Indirectly, human-induced changes in the global climate cause widespread modifications to the terrestrial ecosystem's function in the carbon cycle. As local climates transition, locations that have long been conducive to one type of ecosystem can become more favorable for other ecosystem types. For example, warming in the Arctic has caused stress in North American boreal forests, thus decreasing primary production and carbon uptake, while the same warmer temperatures have led to increased shrub growth in the same areas, producing an opposite effect. Changes in weather patterns can also affect animals. For example, changed weather patterns may create favorable conditions for pine beetles, leading to large beetle outbreaks and forest destruction. Modified precipitation patterns can also lead to droughts or extreme precipitation events, causing additional stress for ecosystems and more erosion. Not only do such influences on the terrestrial ecosystem modify its carbon exchange with the atmosphere - they also can lead to increased outwashing of carbon into the oceans through the transport of organic material in rivers. These widespread changes in land cover also causes changes to the planetary albedo, inducing complex feedbacks in the Earth's planetary radiation budget.

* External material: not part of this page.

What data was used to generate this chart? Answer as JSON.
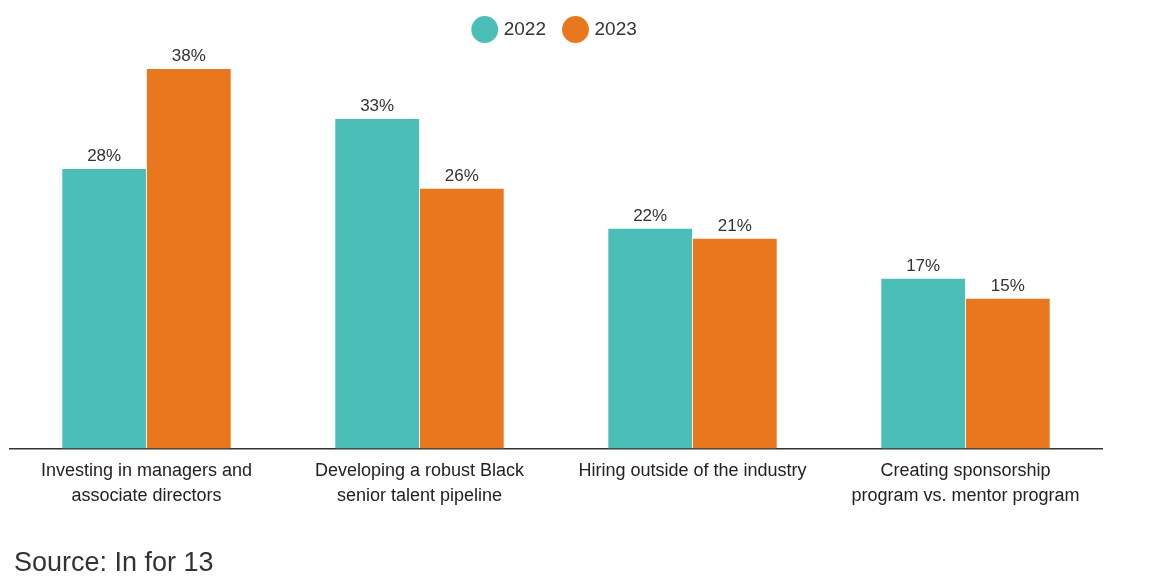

Higher CO_{2} levels in the atmosphere can cause photosynthesis to take place more efficiently, thus increasing plant growth and primary production. This could lead to the biosphere extracting more carbon dioxide from the atmosphere. How long this carbon would remain sequestered in the terrestrial biosphere before being rereleased into the atmosphere is unclear, however, and it is likely that other limiting factors (e.g. nitrogen availability, moisture, etc.) would prevent CO_{2} fertilization from significantly increasing primary production.